Son las 9 en punto
y, como cada noche hace 35 años, la hermana Constanza abre el portón del internado para darle una
última mirada a la calle desierta. Lo vuelve a cerrar y empieza a revisar que
puertas, ventanas y habitaciones estén cerradas con llave, y que las 52
internas del colegio estén listas para la oración de la noche.
Mientras camina, un
enorme manojo de llaves choca con el rosario que cuelga de su amplia cadera.
Así comienza la rítmica rutina nocturna: clin, clin, ¡tas! Clin, clin, ¡tas!
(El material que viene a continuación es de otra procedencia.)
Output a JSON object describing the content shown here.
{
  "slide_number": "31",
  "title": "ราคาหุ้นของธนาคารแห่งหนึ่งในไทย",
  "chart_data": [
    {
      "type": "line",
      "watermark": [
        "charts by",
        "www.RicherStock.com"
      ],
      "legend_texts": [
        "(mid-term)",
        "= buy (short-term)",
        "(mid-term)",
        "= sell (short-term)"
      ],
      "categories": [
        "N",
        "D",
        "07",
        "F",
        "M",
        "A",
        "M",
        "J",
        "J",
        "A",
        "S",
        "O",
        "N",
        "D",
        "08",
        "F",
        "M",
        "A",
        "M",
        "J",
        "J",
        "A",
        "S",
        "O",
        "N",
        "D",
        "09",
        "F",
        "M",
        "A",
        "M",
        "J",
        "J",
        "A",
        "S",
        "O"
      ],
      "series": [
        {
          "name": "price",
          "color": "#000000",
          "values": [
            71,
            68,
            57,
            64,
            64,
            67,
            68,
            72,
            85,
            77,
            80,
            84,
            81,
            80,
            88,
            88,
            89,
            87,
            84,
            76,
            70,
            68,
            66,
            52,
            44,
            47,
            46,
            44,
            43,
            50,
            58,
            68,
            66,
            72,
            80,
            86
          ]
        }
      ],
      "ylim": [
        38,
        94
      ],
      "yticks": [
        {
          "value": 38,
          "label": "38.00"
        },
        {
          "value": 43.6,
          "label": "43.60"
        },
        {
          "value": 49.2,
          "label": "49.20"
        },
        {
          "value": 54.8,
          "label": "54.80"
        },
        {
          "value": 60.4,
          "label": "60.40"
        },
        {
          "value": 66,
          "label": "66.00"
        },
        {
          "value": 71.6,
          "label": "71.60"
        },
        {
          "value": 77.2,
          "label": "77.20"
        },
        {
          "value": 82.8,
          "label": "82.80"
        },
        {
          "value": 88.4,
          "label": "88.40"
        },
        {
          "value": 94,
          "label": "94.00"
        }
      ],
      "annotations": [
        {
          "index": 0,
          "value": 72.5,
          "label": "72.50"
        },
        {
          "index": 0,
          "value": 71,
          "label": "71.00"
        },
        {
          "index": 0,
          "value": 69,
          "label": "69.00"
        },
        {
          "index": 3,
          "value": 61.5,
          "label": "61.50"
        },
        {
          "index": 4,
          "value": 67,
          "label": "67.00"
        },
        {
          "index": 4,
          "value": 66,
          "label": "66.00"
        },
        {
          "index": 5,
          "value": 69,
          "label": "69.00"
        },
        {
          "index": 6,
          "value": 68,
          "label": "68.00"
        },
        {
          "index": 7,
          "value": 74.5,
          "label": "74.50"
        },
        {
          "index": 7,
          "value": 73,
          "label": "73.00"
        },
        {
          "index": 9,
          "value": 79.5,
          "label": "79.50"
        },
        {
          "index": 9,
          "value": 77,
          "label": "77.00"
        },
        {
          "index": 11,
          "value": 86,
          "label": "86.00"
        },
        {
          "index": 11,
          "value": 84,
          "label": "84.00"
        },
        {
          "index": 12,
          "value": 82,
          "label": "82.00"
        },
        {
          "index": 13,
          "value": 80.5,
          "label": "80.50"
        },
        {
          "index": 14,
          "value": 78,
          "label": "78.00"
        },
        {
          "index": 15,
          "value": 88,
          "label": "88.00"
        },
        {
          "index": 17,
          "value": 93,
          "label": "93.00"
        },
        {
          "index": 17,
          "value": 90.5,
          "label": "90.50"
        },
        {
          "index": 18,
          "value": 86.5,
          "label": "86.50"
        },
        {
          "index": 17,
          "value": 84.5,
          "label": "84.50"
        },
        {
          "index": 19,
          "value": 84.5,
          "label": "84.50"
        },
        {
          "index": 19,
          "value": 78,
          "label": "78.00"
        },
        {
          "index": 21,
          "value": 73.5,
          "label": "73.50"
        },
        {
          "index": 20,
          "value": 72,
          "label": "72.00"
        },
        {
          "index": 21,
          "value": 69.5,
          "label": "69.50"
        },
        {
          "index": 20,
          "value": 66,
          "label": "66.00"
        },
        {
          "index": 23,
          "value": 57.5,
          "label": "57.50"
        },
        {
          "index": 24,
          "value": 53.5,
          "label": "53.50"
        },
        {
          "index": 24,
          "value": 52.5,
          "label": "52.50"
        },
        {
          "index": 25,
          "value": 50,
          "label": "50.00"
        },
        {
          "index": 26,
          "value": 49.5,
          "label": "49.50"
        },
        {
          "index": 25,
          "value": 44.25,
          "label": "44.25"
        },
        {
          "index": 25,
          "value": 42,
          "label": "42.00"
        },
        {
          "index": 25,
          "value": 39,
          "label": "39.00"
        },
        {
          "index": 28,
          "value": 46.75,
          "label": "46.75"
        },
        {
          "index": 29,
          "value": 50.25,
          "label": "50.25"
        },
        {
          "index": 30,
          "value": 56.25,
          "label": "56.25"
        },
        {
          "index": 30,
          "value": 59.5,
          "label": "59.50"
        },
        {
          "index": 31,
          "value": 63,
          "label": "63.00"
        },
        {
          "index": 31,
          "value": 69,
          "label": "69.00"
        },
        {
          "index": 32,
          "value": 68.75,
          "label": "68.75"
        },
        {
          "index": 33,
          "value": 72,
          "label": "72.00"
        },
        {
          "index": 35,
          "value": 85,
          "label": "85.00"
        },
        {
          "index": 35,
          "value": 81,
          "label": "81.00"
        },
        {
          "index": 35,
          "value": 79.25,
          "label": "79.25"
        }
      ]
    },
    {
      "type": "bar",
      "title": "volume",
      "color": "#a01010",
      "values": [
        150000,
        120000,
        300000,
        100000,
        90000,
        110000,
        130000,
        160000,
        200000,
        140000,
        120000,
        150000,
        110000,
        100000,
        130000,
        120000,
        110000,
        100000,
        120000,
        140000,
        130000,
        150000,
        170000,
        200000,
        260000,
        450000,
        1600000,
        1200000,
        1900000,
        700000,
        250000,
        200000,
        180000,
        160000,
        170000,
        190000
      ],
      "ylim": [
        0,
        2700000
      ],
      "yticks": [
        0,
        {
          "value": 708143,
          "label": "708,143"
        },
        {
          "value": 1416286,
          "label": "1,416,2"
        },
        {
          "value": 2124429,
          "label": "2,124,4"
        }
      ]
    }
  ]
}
Con el sonoro andar, se escucha también un murmullo con el cual la monja
desgrana las imperfecciones de la jornada. “Cecilia la pagará el día del juicio
final porque el que no respeta la autoridad, no tiene temor de Dios”. Clin,
clin, ¡tas!, clin, clin, ¡tas!
“Y Ofelia que se cree
tan santa. Hay que verla riéndose de las vulgaridades que hablan las de décimo
grado. Qué mal ejemplo”. Clin, clin, ¡tas! Clin, clin, ¡tas!
Al ritmo de sus pasos,
la hermana Constanza menea la cabeza. Luz Ángela, Beatriz Eugenia, María Elena.
Con cada movimiento repite el nombre de las internas que le han dado problemas.
De cuando en cuando, el clin de las llaves cesa, mientras que automáticamente,
la hermana se acomoda el velo marrón del que escapan unas cuantas canas.
En esos años, solo tres
internas se han atrevido a violar su toque de queda. Después de verse
descubiertas por las gafas de marco negro y grueso de la hermana Constanza,
todas comparecieron en audiencia con la madre superiora y enfrentaron una
costosa suspensión.
Así, Constanza recorre
los pasillos del internado de la ciudad, que hace tres décadas y media alberga
a las hijas de los campesinos que llegan a terminar su bachillerato en el
colegio de monjas de la capital.
Clin, clin, ¡tas! Como
hace 35 años, la hermana Constanza llega a la primera pausa en su rutina para
darle las buenas noches a su Señor. Los zapatos negros de goma rechinan cuando,
despacito, entra a la Capilla del Redentor. Su ceño, que tiene una arruga
profunda en medio de las cejas, se relaja al ver la imagen de Jesús resucitado.
Da unos cuantos pasos y se pone de rodillas. Tilín, tilín, tilín. El manojo de
llaves hace ahora un ruidito de campanas, pues ya no choca con el rosario sino
con las baldosas enceradas del santuario.
Con los ojos cerrados,
la hermana Constanza deja de sacudir la cabeza y, donde antes había una mueca
de reproche, se esboza ahora una serena sonrisa. De sus labios ya no sale un
murmullo de desaprobación sino una rítmica oración. El altavoz del internado se
ha encendido y la plegaria de la noche arrulla a sus habitantes. Constanza
escucha, repite y espera. Al ritmo de los avemarías, se da golpecitos en el
pecho y piensa en las oportunidades que aquel día perdió para hablar de su fiel
Señor. Una a una, aparecen en su mente las niñas de las que antes se quejó. Una
a una, las envuelve en una blanca manta imaginaria y, en su corazón, las envía
al cielo para que el Altísimo las llene de bendición.
Cuando el altavoz vuelve a silenciarse, Constanza
renueva su recorrido a paso acelerado. Cierra la cocina con su alacena
rebosante; revisa el auditorio y cada uno de los escondites que las niñas
suelen usar. Finalmente, cuando se acerca al gimnasio, acalla el puñado de
llaves con sus manos regordetas. Mira para todos los lados y se asegura, con
especial cuidado, que la puerta esté atrancada. Una vez adentro, se calza unos
patines viejos que esconde en el armario del entrenador y allí, dándole vueltas
a la cancha de baloncesto, pasa la hora más feliz de la jornada. En 35 años, su
balance y su resistencia han aumentado de manera exponencial Mientras se desliza
sobre la cancha, ora para que su compasión y su paciencia logren en su alma lo
que las horas de patinaje han obtenido con las piernas contorneadas y
musculosas que se esconden bajo su falda.